歯の健康=からだの健康
歯を失うことがここまで怖いのはなぜなのか。「なんとなくイヤな予感がするから」なのだが、そういう本能的な怖さから一歩踏み込んで、科学的に知りたい。
ブルーバックス『からだの「衰え」は口から 歯と健康の科学』の読後、私の歯磨き熱はさらに上がった。歯の健康が損なわれて、歯を失ったら何が起こるのかがよくわかる。「食べづらいだろうなあ」どころの話ではなかった。そして最近よく歯科医院で見かける「オーラルフレイル」なる言葉の意味とその大切さがわかった。
歯の健康は口の中だけの問題ではないのだ。歯周病は脳や心臓の病気、そして早産との関連が指摘されている。つまり歯を健康に保てば、命に関わる病気への対策になりうる。なにより、口の中のしくみを知ると歯を大切にしたくなる。なんて繊細な仕事を毎日毎日ちゃんとやってくれているんだろう、と。
さらに現代日本の歯の課題も本書は教えてくれる。「80歳になっても20本以上自分の歯を保とう」という「8020運動」が実を結んで、日本では高齢になっても自分の歯で食べられる人が増えている。著者の水口俊介先生は「まさに日本の歯科保険、歯科医療の勝利といってもよく、大変誇らしいことです」と語る一方で「65歳以上の高齢世代では、う蝕(=むし歯)を患っている人の数が右肩上がりになっている」とも指摘する。むし歯=子どもの問題というイメージはもう過去のもので、歯のケアは一生続く。
そんな読者の気持ちを見越してか、巻末で「正しい歯磨き」の実践テクニックも紹介されている。これがとってもありがたい! 私はこの本がきっかけでタフトブラシも使い始めた。
センサー総動員の咀嚼
私たちが食べ物を口に入れてモグモグと噛んでいるとき、何が起こっているか
口腔内にピーナッツの粒などがあると、歯根膜や舌、それに頬や唇の内側などの口腔内部の表層の部分(=口腔粘膜)にある機械受容器(圧力やゆがみなどの力に反応する体の感覚センサー)が感知し、その感覚が信号によって中枢神経系に伝わります。そして、中枢神経系(脳)が咀嚼筋(閉口筋)、舌、頬といった末梢器官系に信号を送り、適切な力で粒を噛みつぶすのです。もし、やわらかい中にかたいものが含まれている食べ物や、口に入れた経験のない食べ物を咀嚼するときは、まず弱い力で探るように咀嚼します。つまり、噛む力と噛むスピードを制御しているのです。
オーラルフレイルと口腔機能低下症
歯がなくなると良好な義歯を入れない限りかめない食品が増加します。また、社会性の低下によって人と会話をしなくなると、唇や舌の活性の低下や食べこぼし、わずかなむせが多くなってきます。この状態がオーラルフレイルと呼ばれるものです。
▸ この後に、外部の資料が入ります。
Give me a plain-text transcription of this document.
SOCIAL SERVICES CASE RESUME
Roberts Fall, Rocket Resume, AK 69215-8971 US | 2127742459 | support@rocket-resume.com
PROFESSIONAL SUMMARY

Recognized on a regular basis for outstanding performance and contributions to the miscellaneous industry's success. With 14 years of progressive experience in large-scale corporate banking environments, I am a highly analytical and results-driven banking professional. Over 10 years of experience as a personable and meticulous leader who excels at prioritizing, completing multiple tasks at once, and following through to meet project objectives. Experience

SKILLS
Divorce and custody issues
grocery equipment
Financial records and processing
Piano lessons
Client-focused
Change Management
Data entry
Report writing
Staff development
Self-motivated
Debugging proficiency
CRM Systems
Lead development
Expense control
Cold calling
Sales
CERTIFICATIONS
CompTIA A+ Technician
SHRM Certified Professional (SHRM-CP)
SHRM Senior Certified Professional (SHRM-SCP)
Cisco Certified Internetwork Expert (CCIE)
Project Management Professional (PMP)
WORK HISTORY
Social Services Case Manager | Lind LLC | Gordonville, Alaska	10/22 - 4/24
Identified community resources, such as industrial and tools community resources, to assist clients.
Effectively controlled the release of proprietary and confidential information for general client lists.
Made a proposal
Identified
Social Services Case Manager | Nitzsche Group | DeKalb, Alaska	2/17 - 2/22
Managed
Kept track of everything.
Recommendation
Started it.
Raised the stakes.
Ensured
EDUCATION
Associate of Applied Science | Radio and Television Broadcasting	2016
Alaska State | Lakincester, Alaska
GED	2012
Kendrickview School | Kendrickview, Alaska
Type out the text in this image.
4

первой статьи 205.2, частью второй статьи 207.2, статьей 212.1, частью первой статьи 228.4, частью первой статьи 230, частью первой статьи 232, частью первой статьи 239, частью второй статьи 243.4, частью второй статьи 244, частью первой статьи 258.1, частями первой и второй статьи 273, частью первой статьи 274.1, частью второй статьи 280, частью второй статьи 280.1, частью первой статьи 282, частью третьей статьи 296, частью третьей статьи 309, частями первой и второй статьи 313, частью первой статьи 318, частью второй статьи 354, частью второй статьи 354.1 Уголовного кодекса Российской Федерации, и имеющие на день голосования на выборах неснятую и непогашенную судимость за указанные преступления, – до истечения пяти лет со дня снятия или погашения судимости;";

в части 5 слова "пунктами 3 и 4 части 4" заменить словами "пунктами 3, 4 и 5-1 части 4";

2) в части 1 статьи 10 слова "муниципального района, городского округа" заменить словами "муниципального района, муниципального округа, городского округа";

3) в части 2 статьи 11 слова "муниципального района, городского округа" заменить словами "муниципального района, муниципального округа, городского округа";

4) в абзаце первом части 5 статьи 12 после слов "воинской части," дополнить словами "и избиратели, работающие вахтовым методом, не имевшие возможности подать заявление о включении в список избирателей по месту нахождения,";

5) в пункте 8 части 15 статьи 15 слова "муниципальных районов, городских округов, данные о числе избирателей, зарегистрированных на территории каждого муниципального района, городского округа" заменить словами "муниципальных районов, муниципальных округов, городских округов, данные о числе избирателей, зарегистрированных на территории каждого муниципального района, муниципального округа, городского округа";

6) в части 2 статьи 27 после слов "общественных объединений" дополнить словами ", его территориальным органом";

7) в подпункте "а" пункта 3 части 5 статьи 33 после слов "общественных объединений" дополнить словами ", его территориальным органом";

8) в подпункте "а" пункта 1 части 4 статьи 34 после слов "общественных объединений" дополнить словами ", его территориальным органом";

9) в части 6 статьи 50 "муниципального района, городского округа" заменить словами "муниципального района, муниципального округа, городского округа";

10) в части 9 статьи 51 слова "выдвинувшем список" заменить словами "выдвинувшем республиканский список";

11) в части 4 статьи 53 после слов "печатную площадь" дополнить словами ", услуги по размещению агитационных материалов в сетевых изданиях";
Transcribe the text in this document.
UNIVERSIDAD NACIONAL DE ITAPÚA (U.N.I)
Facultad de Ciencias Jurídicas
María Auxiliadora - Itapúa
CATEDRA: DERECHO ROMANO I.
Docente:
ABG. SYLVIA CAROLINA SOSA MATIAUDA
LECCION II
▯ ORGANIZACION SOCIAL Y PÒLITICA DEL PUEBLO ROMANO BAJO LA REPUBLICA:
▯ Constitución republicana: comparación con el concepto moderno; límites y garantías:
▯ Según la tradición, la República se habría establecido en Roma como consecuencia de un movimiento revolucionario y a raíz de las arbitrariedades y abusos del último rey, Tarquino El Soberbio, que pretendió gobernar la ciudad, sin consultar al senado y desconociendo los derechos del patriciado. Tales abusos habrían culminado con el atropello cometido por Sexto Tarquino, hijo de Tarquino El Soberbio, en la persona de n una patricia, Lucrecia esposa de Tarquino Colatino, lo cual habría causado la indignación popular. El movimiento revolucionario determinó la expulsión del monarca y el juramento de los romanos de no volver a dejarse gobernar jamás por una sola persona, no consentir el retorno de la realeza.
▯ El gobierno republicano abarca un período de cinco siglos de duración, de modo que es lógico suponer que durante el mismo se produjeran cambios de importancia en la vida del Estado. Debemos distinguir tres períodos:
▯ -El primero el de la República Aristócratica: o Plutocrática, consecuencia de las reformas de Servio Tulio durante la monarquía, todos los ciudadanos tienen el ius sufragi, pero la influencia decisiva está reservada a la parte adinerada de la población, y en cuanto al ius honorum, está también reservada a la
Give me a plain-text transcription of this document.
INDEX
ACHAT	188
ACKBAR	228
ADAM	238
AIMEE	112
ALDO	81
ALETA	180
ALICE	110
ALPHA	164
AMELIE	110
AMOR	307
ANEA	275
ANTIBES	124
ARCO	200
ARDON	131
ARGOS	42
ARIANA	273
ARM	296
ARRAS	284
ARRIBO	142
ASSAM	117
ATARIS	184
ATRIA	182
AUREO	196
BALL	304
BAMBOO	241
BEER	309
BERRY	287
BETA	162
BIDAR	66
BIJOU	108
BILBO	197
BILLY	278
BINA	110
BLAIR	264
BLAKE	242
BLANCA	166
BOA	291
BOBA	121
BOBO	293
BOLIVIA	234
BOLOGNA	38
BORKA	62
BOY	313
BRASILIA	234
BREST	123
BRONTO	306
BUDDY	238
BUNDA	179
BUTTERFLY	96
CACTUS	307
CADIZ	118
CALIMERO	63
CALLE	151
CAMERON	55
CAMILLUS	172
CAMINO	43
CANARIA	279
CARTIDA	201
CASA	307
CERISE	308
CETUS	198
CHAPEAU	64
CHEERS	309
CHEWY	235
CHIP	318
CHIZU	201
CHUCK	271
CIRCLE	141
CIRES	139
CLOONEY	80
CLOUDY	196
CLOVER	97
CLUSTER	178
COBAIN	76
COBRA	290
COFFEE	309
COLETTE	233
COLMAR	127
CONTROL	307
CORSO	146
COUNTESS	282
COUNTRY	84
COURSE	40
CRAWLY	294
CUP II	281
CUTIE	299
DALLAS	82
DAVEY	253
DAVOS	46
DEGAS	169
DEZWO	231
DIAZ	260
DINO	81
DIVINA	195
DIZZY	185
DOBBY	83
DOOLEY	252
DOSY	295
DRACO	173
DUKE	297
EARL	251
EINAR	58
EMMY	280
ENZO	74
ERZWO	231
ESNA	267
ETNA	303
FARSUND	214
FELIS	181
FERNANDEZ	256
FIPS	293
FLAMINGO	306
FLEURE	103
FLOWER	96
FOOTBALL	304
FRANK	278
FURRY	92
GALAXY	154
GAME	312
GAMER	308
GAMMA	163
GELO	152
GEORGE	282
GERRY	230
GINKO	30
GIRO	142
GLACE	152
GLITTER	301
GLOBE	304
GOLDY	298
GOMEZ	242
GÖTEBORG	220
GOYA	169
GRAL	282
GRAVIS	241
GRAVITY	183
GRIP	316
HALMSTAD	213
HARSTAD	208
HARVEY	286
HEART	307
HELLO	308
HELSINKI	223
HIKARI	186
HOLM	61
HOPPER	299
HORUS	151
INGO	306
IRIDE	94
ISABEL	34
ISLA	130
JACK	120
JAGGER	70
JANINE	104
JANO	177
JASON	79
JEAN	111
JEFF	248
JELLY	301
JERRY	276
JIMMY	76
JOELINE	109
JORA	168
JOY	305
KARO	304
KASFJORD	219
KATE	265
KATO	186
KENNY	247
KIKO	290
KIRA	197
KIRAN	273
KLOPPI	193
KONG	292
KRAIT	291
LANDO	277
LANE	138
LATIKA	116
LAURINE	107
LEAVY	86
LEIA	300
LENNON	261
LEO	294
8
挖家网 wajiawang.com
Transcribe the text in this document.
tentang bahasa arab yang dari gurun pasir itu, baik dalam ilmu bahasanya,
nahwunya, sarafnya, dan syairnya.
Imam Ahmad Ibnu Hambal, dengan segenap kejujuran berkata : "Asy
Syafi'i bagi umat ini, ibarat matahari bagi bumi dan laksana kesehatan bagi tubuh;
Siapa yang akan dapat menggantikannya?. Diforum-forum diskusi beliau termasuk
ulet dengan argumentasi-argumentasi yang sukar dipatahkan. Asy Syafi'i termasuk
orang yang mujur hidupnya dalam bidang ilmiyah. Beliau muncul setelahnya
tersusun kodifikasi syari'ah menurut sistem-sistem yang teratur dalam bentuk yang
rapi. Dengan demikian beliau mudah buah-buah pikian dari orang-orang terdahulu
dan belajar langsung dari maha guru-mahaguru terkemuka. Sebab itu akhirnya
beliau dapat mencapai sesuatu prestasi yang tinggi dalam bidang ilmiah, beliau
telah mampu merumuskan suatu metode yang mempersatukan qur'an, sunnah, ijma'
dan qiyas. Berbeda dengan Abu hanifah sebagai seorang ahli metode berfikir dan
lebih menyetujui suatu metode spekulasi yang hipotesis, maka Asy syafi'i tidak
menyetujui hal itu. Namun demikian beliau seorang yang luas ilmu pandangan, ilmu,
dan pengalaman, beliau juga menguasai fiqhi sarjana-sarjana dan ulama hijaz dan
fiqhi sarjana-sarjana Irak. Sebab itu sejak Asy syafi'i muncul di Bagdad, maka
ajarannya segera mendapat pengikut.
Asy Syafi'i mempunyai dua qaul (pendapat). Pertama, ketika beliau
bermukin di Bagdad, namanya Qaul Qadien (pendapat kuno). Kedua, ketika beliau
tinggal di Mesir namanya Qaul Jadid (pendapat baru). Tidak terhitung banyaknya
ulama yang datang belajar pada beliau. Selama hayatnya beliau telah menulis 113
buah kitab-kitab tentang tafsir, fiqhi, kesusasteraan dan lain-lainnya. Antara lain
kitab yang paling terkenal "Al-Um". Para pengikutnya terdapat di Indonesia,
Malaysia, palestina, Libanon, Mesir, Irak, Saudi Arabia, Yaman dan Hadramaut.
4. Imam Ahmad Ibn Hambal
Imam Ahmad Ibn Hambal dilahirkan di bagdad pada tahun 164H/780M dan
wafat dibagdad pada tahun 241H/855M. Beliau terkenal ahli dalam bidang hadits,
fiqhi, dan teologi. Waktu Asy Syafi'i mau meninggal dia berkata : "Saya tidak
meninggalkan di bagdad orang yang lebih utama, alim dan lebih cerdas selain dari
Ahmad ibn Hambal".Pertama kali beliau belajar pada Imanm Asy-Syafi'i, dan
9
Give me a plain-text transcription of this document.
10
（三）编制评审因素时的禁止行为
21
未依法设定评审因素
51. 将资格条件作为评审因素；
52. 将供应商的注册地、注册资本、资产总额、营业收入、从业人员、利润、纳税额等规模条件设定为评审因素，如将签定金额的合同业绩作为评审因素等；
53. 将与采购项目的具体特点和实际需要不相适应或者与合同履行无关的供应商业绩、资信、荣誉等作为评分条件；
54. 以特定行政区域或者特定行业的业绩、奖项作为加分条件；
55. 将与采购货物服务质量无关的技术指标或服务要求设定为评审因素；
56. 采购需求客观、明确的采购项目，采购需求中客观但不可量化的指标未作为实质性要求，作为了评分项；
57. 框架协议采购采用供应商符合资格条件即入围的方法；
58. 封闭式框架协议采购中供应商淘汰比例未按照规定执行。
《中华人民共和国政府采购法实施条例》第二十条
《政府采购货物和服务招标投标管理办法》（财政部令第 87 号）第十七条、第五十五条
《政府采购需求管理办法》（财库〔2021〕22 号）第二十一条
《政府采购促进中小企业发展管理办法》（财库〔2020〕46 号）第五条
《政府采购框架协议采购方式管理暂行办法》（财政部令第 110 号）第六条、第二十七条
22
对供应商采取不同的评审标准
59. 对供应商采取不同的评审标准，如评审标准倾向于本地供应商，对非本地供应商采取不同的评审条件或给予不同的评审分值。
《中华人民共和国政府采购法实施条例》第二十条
(中略)オーラルフレイルが進行すると、噛む力の低下や舌の筋力の低下、さらには食べる量が減少し、それに伴って低栄養や運動量の低下、代謝の低下、サルコペニア(主に加齢により、筋肉量の減少や筋力の低下が起きること)やロコモティブシンドローム(足腰が衰えて、立つ・歩くといった移動機能が低下した状態)になってしまいます。
自ら改善できるオーラルフレイルとともに、医療の力を借りて歯から要介護状態を防ぐ鍵となるのが「口腔機能低下症」だ。2018年から保険収載、つまり口腔機能低下症と診断されると、保険適用の治療を歯医者さんで受けることができる。
オーラルフレイルなどと口腔機能低下症のちがいは次のよう。

歯を失うと生活の質が大きく変わってしまうことは、誰でもなんとなく想像はつくはずだ。でも「歯があれば、それでオッケー」ではないことが本書を読むとよくわかる。80歳になっても歯が20本以上残っている人が多い時代になり、私たちの口の中は、昔とはまったく違う。私が本書を読んで一番衝撃だったのはそのことだった。
さらにいうと健康な歯だけがあれば健康寿命を延ばせるようなシンプルな話でもなく、実は栄養指導が重要なことや、高齢者歯科治療のむずかしさ、そして義歯の大切な役割についても最新の歯科技術とともに紹介される。歯を健康に保つためのケアは子どものころから死ぬまで一生つづくことを教えてくれる、いろんな人の命と健康を守るための本だ。